Можно было позвать Степана.

Нет. Нельзя.

Не сейчас.

Можно было сказать что-нибудь разумное. Что ему надо отдохнуть. Что мы оба устали. Что завтра все будет выглядеть иначе. Что отец Павел поможет разобраться. Что такие вопросы не решаются ночью в спальне после еще одной ночи, наполненной работой, и еще более насыщенного дня.

Это было бы правдой.

И ничему бы не помогло. Никакие слова бы не помогли, потому что есть состояния, когда слова только мешают. Становятся лишней нагрузкой: вслушаться, понять, ответить.

А у него сейчас не осталось сил даже держать лицо перед той, кого он считал чудовищем.

Я шагнула ближе, медленно, бесшумно. Еще шаг и еще. Замерла совсем рядом с креслом.

Слишком близко, чтобы снова отступить и сделать вид, будто все это меня не касается. Слишком далеко, чтобы дотронуться.

Несколько мгновений я стояла так, дура дурой. От врача и завкафедрой сейчас не было никакого толку. Женщина во мне вообще не знала, что делать. Она, если уж начистоту, не очень умела утешать — отучилась за ненадобностью. Тем более что чужой мужчина, даже если юридически он твой муж, остается чужим.
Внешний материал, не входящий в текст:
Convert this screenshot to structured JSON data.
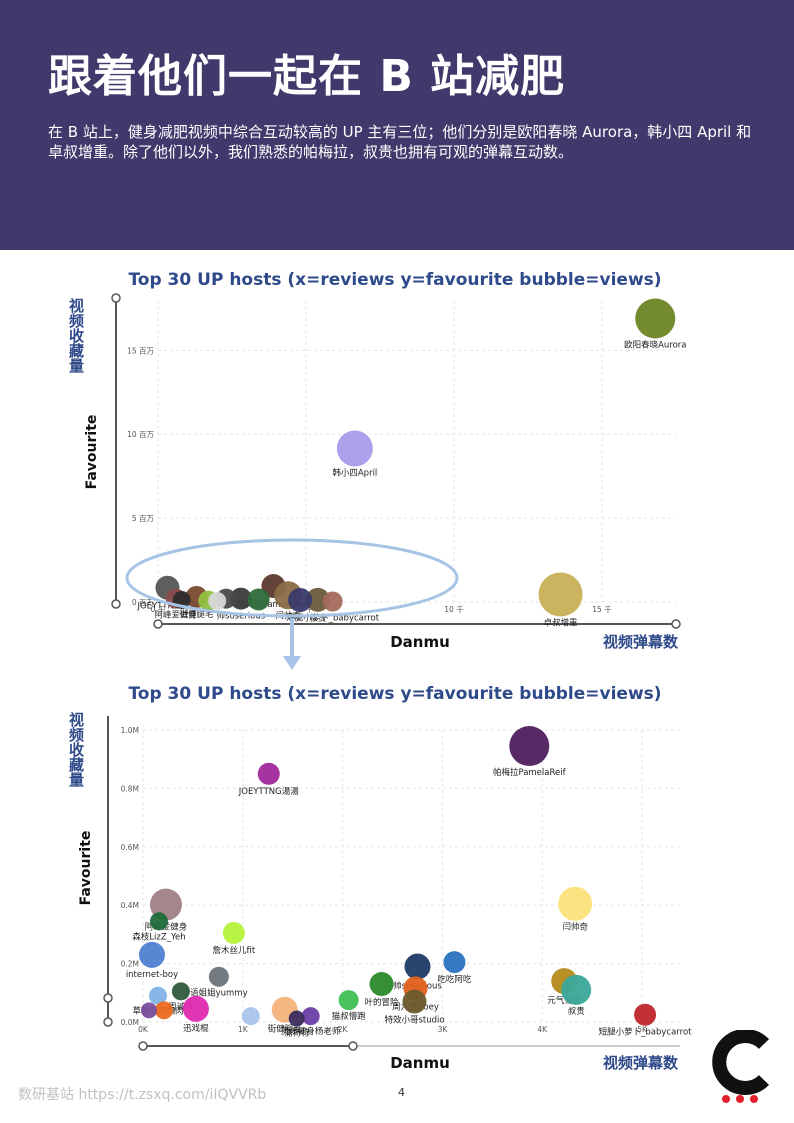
{
  "page": {
    "title": "跟着他们一起在 B 站减肥",
    "intro": "在 B 站上，健身减肥视频中综合互动较高的 UP 主有三位；他们分别是欧阳春晓 Aurora，韩小四 April 和卓叔增重。除了他们以外，我们熟悉的帕梅拉，叔贵也拥有可观的弹幕互动数。",
    "source": "数研基站 https://t.zsxq.com/iIQVVRb",
    "page_number": "4"
  },
  "chart_data": [
    {
      "type": "scatter",
      "title": "Top 30 UP hosts (x=reviews y=favourite bubble=views)",
      "xlabel": "Danmu",
      "ylabel": "Favourite",
      "x_caption": "视频弹幕数",
      "y_caption": "视频收藏量",
      "xlim": [
        0,
        17500
      ],
      "ylim": [
        0,
        18000000
      ],
      "x_ticks": [
        {
          "v": 0,
          "label": "0 千"
        },
        {
          "v": 5000,
          "label": "5 千"
        },
        {
          "v": 10000,
          "label": "10 千"
        },
        {
          "v": 15000,
          "label": "15 千"
        }
      ],
      "y_ticks": [
        {
          "v": 0,
          "label": "0 百万"
        },
        {
          "v": 5000000,
          "label": "5 百万"
        },
        {
          "v": 10000000,
          "label": "10 百万"
        },
        {
          "v": 15000000,
          "label": "15 百万"
        }
      ],
      "grid": true,
      "points": [
        {
          "label": "欧阳春晓Aurora",
          "x": 16800,
          "y": 16900000,
          "r": 20,
          "color": "#6b8523"
        },
        {
          "label": "韩小四April",
          "x": 6650,
          "y": 9150000,
          "r": 18,
          "color": "#a99ae8"
        },
        {
          "label": "卓叔增重",
          "x": 13600,
          "y": 450000,
          "r": 22,
          "color": "#c8b057"
        },
        {
          "label": "JOEYTTNG湯湯",
          "x": 320,
          "y": 850000,
          "r": 12,
          "color": "#555555"
        },
        {
          "label": "帕梅拉PamelaReif",
          "x": 3900,
          "y": 950000,
          "r": 12,
          "color": "#5c3a2e"
        },
        {
          "label": "闫帅奇",
          "x": 4400,
          "y": 400000,
          "r": 14,
          "color": "#8a6d46"
        },
        {
          "label": "叔贵",
          "x": 5400,
          "y": 130000,
          "r": 12,
          "color": "#6a5b3a"
        },
        {
          "label": "短腿小萝卜_babycarrot",
          "x": 5900,
          "y": 30000,
          "r": 10,
          "color": "#a46a5c"
        },
        {
          "label": "街健腿毛",
          "x": 1300,
          "y": 300000,
          "r": 11,
          "color": "#7a4a2f"
        },
        {
          "label": "帅soserious",
          "x": 2800,
          "y": 200000,
          "r": 11,
          "color": "#3b3b3b"
        },
        {
          "label": "阿峰爱健身",
          "x": 600,
          "y": 200000,
          "r": 10,
          "color": "#8b4a4a"
        },
        {
          "label": "",
          "x": 2300,
          "y": 200000,
          "r": 10,
          "color": "#4a4a4a"
        },
        {
          "label": "",
          "x": 3400,
          "y": 150000,
          "r": 11,
          "color": "#2e6b3b"
        },
        {
          "label": "",
          "x": 4800,
          "y": 120000,
          "r": 12,
          "color": "#3a3a6a"
        },
        {
          "label": "",
          "x": 1700,
          "y": 80000,
          "r": 10,
          "color": "#8fbf3f"
        },
        {
          "label": "",
          "x": 800,
          "y": 120000,
          "r": 9,
          "color": "#2d2d2d"
        },
        {
          "label": "",
          "x": 2000,
          "y": 60000,
          "r": 9,
          "color": "#d8d8d8"
        }
      ]
    },
    {
      "type": "scatter",
      "title": "Top 30 UP hosts (x=reviews y=favourite bubble=views)",
      "xlabel": "Danmu",
      "ylabel": "Favourite",
      "x_caption": "视频弹幕数",
      "y_caption": "视频收藏量",
      "xlim": [
        0,
        5400
      ],
      "ylim": [
        0,
        1000000
      ],
      "x_ticks": [
        {
          "v": 0,
          "label": "0K"
        },
        {
          "v": 1000,
          "label": "1K"
        },
        {
          "v": 2000,
          "label": "2K"
        },
        {
          "v": 3000,
          "label": "3K"
        },
        {
          "v": 4000,
          "label": "4K"
        },
        {
          "v": 5000,
          "label": "5K"
        }
      ],
      "y_ticks": [
        {
          "v": 0,
          "label": "0.0M"
        },
        {
          "v": 200000,
          "label": "0.2M"
        },
        {
          "v": 400000,
          "label": "0.4M"
        },
        {
          "v": 600000,
          "label": "0.6M"
        },
        {
          "v": 800000,
          "label": "0.8M"
        },
        {
          "v": 1000000,
          "label": "1.0M"
        }
      ],
      "grid": true,
      "points": [
        {
          "label": "帕梅拉PamelaReif",
          "x": 3870,
          "y": 945000,
          "r": 20,
          "color": "#4e1f5e"
        },
        {
          "label": "JOEYTTNG湯湯",
          "x": 1260,
          "y": 850000,
          "r": 11,
          "color": "#a0289b"
        },
        {
          "label": "阿峰爱健身",
          "x": 230,
          "y": 402000,
          "r": 16,
          "color": "#a07f86"
        },
        {
          "label": "森枝LizZ_Yeh",
          "x": 160,
          "y": 345000,
          "r": 9,
          "color": "#1f6b3a"
        },
        {
          "label": "詹木丝儿fit",
          "x": 910,
          "y": 305000,
          "r": 11,
          "color": "#b5f23a"
        },
        {
          "label": "internet-boy",
          "x": 90,
          "y": 230000,
          "r": 13,
          "color": "#4f7fd1"
        },
        {
          "label": "语姐姐yummy",
          "x": 760,
          "y": 155000,
          "r": 10,
          "color": "#6b747a"
        },
        {
          "label": "草莓味鸡胸肉",
          "x": 150,
          "y": 90000,
          "r": 9,
          "color": "#7fb3e6"
        },
        {
          "label": "周诚泽",
          "x": 380,
          "y": 105000,
          "r": 9,
          "color": "#2f5a3a"
        },
        {
          "label": "迅戏棍",
          "x": 530,
          "y": 45000,
          "r": 13,
          "color": "#e02ab0"
        },
        {
          "label": "",
          "x": 210,
          "y": 40000,
          "r": 9,
          "color": "#ec6a1f"
        },
        {
          "label": "",
          "x": 60,
          "y": 40000,
          "r": 8,
          "color": "#7a4d9e"
        },
        {
          "label": "",
          "x": 1080,
          "y": 20000,
          "r": 9,
          "color": "#a9c3ea"
        },
        {
          "label": "街健腿毛",
          "x": 1420,
          "y": 42000,
          "r": 13,
          "color": "#f3b37a"
        },
        {
          "label": "灵魂健身杨老师",
          "x": 1680,
          "y": 20000,
          "r": 9,
          "color": "#6a3ea8"
        },
        {
          "label": "蒲特特",
          "x": 1540,
          "y": 12000,
          "r": 8,
          "color": "#3b2b5e"
        },
        {
          "label": "猫叔懵跑",
          "x": 2060,
          "y": 75000,
          "r": 10,
          "color": "#3fbf52"
        },
        {
          "label": "叶的冒险",
          "x": 2390,
          "y": 130000,
          "r": 12,
          "color": "#2a8a2a"
        },
        {
          "label": "帅soserious",
          "x": 2750,
          "y": 190000,
          "r": 13,
          "color": "#1f3a68"
        },
        {
          "label": "周六野Zoey",
          "x": 2730,
          "y": 115000,
          "r": 12,
          "color": "#e0601c"
        },
        {
          "label": "特效小哥studio",
          "x": 2720,
          "y": 70000,
          "r": 12,
          "color": "#6b5a2a"
        },
        {
          "label": "吃吃阿吃",
          "x": 3120,
          "y": 205000,
          "r": 11,
          "color": "#2a72c0"
        },
        {
          "label": "闫帅奇",
          "x": 4330,
          "y": 405000,
          "r": 17,
          "color": "#fbe27a"
        },
        {
          "label": "元气菊仔",
          "x": 4220,
          "y": 140000,
          "r": 13,
          "color": "#b58a1a"
        },
        {
          "label": "叔贵",
          "x": 4340,
          "y": 110000,
          "r": 15,
          "color": "#3aa89a"
        },
        {
          "label": "短腿小萝卜_babycarrot",
          "x": 5030,
          "y": 25000,
          "r": 11,
          "color": "#c0252a"
        }
      ]
    }
  ]
}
И хуже всего — у меня не было права на участие. Этот человек принадлежал прежней Анне — той, чье лицо я носила. Жене, которую он презирал, ждал ее смерти как избавления и все равно не мог отпустить. Наверное, он предпочел бы сейчас провалиться сквозь землю, лишь бы этой минуты никогда не было и никто никогда не увидел, как у Андрея Кирилловича Дубровского кончаются силы.

Его боль была рядом, совсем близко, почти под моей ладонью, но я не была уверена, что имею право даже утешать. Потому что начать утешать — значит признаться самой себе: я все равно уже влипла по уши в чужую жизнь и в чужого мужчину. Который был мне почти незнаком. Нравился — да, пропади все оно пропадом. Только от этого подходить было еще страшнее.

Но если я останусь стоять, это будет трусость, а не попытка сохранить его достоинство.

Я присела на край подлокотника. Осторожно положила руку на плечо Андрею.

Он вздрогнул. Я ожидала, что сейчас он скинет мою руку, оттолкнет и все-таки уйдет.

Это было бы больно — но все же проще.

Он замер.

Наверное надо было попросить прощения — но я по-прежнему была ни в чем не виновата. Можно было бы сказать «все будет хорошо» — но мы оба не поверили бы в это. Можно было сказать «я не хотела». И это было бы правдой. Я действительно не хотела. Не хотела попадать в это тело. Не хотела занимать место мертвой женщины. Не хотела становиться доказательством того, что мир не обязан быть разумным. Не хотела причинять боль человеку, который и без меня огреб больше, чем нормальные люди в состоянии выдержать.